Family is so important to my Mom that she moved 3000 miles across the US when I started to have children because California was not the heritage she wanted to share with her grandchildren – her roots lay in the Northeast and that is where she wanted to return to and share with the next generation.  With this move came the drive to reunite the women in our family, so she started a sacred circle 7½ years ago giving the women in all generations the chance to heal, bond and love.  Those family priorities manifested again when I had my daughter and my parents moved 2000 miles to a foreign country and culture in order to develop a solid relationship with Kamala while she was young.  As our family gathered this February to support the Breast Cancer marathon and to hang out, I realized that family truly is one of the most important things we will ever have and that staying connected with and supportive of our families is what life is all about. If we can’t spend our time, money and energy doing that we are missing out on a lot of what life has to offer.  Thank you Mom for instilling this in me!

The other great lesson I have learned from my mother is the importance of staying connected to ourselves.  I love seeing how many lives my mother has lived in just the short 65 years she has been around – the jobs she has held, the places she has lived, the hobbies she has explored.  This is such a great model for me when I feel stuck  – like wondering if I will ever live a life again without a baby attached to my breast or a toddler pulling on my leg or a child whining for my attention.  Her life helps me see that each is a phase and each phase will pass and the point is to enjoy that time for what it is and pay attention to when we are called to shift to something else.  I marvel now especially at how much more my Mom is finding out about herself and her passions and how much she is getting to experience the fullness of life with energy and enthusiasm.  Thank you Mom for be a model on aging and living!

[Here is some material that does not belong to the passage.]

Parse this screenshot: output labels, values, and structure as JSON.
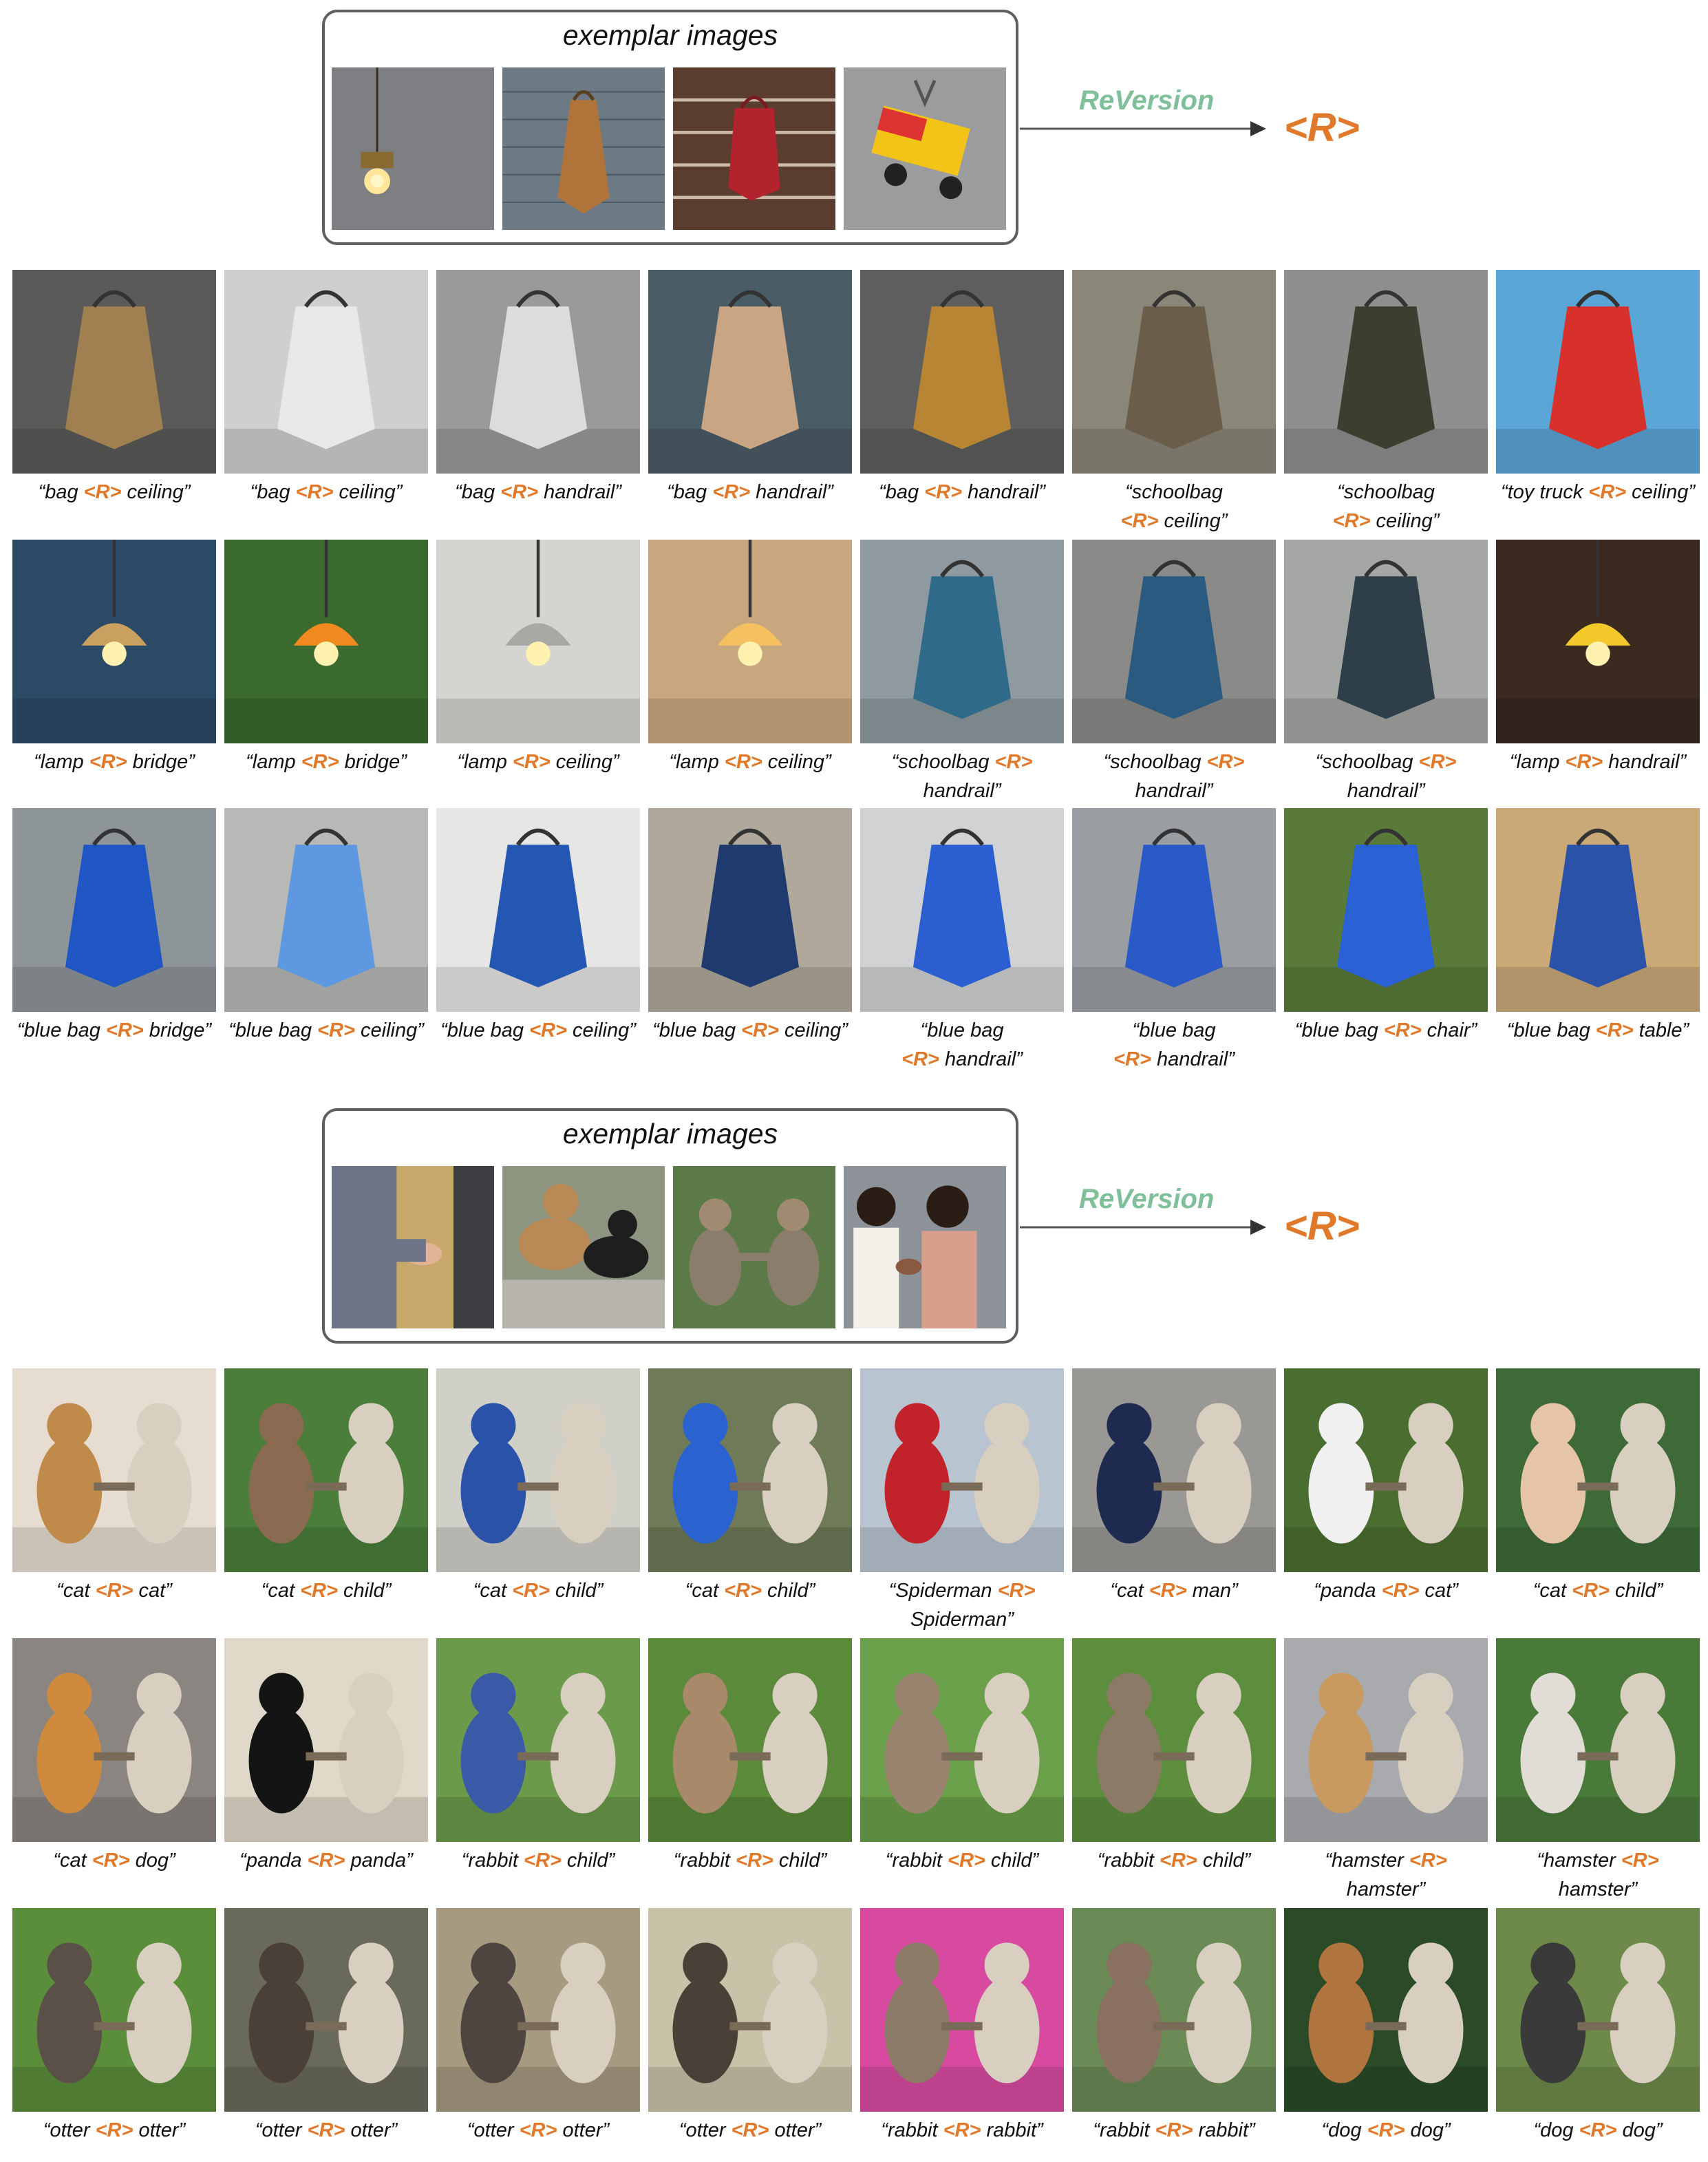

And perhaps the greatest treasure my Mom has given me is her friendship.  It has been wonderful to find the levels on which we truly connect and get to explore and experience them with her – hiking, reading, running.  My Mom has friends for every occasion and interest – those to shop with, those to exercise with, those to dine with, etc.  I am grateful to be on that list and to share special times in life as friends together.  Running the half marathon together was a tribute to the importance of and dedication to family, friendship and ourselves that we share and I cherish the memories and photos of us raising our joined hands together!  Thank you Mom for the gift of your friendship!!

I love you Mom.  Happy day to you!!




Thanks Kelly, from the depths of my heart. Being your mother is my favorite role so far. I love you and honor the great mother you've become. I cherish our friendship.






And Happy Mothers Day to my blog friends! Days like today make it all worthwhile.